Speaking at InfoSecurity Europe 2015, he said: “It influences the way we design our security products. It influences the way the hackers plan to hack into the things we want them to stay away from.

“Among other things, it’s led to the creation of backdoors into software – this is something that cannot stand.”

“We cannot allow a fearful government or institution to create weaknesses in the very software we’re trying to protect. People are human. If there is a backdoor it’s likely that the backdoor will become available to hackers. Nobody’s perfect.”

John McAfee 2If a backdoor does exist in a piece of software, then someone will know about it, making them a “weak link”, McAfee explained.

“Someone has to know that there is a backdoor – the programmer, the owner of the company, the government agency that has access. At some point one of the people in this chain is going to find themselves in a situation where they’re about to lose their house or their job, or they’ll owe a lot of money. That person then becomes the weak link in the chain.

“Or if someone doesn’t get the raise they expected or their employment review doesn’t go as well as they thought it would, they can get ticked off and become the weak link. We’re human.”

The reason we have software is to prevent the mistakes that we make, he added.

“So why are we creating software then giving out information to humans that are the weak link in the chain, so that humans can monitor us? We didn’t create a government to tell us what to do or what to think or to watch over us. We created a government to serve us, to build roads and schools, the things we need. Not to say ‘you might be the enemy’.”
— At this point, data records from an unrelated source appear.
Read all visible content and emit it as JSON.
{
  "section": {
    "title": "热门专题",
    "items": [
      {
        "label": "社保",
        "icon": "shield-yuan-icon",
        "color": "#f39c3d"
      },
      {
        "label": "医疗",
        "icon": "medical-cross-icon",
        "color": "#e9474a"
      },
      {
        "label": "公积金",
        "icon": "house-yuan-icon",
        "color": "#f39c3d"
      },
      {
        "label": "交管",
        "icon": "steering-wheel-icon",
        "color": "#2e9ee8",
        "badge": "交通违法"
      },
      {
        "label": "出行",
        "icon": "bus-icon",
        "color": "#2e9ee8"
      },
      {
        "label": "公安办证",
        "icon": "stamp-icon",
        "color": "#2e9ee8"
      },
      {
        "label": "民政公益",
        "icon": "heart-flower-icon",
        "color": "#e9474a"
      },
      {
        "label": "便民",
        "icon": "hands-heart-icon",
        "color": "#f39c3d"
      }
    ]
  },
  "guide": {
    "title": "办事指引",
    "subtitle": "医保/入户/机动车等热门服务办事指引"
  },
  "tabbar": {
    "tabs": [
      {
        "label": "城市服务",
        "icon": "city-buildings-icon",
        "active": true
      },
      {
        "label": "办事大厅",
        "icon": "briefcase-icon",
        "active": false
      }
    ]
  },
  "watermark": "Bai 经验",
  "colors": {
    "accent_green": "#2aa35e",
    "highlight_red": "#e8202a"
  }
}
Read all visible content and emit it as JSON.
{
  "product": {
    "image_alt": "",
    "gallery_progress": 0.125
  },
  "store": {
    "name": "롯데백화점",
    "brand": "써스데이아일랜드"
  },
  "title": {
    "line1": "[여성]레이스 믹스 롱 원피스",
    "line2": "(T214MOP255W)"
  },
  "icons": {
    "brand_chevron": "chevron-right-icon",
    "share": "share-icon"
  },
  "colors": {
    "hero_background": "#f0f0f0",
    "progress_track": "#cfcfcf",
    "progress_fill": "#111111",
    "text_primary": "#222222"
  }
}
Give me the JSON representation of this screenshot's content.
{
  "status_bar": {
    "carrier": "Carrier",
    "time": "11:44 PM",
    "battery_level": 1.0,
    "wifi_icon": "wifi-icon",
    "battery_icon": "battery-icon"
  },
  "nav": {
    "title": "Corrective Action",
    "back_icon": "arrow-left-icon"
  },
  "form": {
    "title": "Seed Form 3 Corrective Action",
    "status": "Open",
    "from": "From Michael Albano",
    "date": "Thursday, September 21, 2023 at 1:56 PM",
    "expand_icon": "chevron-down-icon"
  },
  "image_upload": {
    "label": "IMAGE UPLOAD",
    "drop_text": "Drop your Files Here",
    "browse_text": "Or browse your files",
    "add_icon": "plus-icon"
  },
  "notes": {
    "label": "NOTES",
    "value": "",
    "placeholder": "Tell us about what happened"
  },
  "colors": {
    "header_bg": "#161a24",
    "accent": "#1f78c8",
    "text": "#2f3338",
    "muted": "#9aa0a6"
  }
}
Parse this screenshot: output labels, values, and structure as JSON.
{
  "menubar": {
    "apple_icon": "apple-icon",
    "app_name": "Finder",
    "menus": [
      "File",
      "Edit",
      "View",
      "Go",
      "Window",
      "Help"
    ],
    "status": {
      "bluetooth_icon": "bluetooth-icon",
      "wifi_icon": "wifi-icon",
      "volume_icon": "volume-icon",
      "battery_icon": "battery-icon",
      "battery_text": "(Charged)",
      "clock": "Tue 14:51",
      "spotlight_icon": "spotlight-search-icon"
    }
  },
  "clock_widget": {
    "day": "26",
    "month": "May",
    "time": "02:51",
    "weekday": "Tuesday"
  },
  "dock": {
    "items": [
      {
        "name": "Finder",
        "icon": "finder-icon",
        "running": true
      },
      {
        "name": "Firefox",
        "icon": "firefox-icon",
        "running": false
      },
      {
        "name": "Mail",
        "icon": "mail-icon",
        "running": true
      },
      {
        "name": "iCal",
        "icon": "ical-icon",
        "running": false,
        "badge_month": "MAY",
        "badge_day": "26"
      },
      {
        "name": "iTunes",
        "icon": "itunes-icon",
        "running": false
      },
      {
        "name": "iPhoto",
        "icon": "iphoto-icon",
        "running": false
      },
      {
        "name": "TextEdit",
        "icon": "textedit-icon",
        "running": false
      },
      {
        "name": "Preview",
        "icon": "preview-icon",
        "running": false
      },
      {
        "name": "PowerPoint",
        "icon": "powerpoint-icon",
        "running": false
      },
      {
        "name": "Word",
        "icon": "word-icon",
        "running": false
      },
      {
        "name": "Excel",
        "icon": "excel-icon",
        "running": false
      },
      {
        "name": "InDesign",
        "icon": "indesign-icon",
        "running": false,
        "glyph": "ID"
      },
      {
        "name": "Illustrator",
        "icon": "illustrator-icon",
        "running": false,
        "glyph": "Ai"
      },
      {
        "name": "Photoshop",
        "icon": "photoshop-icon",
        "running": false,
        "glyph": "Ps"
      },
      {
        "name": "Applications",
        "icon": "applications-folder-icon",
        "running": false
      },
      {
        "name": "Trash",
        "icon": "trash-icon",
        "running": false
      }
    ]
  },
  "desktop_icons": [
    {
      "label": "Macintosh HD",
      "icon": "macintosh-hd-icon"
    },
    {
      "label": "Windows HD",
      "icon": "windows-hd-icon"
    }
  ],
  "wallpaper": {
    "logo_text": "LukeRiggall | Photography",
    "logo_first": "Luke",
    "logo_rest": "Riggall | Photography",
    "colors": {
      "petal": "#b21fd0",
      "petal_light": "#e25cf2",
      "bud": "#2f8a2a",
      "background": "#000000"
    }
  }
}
If someone is treating you like the enemy, maybe you are the enemy to them, he warned.

“This is something we need to think about. Do you want a government that looks at you like the potential problem? They think ‘we want to see what you’re doing so we can be sure you’re not going to do something wrong’.

“Something is wrong with this thinking. It’s an insanity – a very insidious, creeping insanity that must stop if we’re to ever have any sort of security or privacy, especially in our information sector.”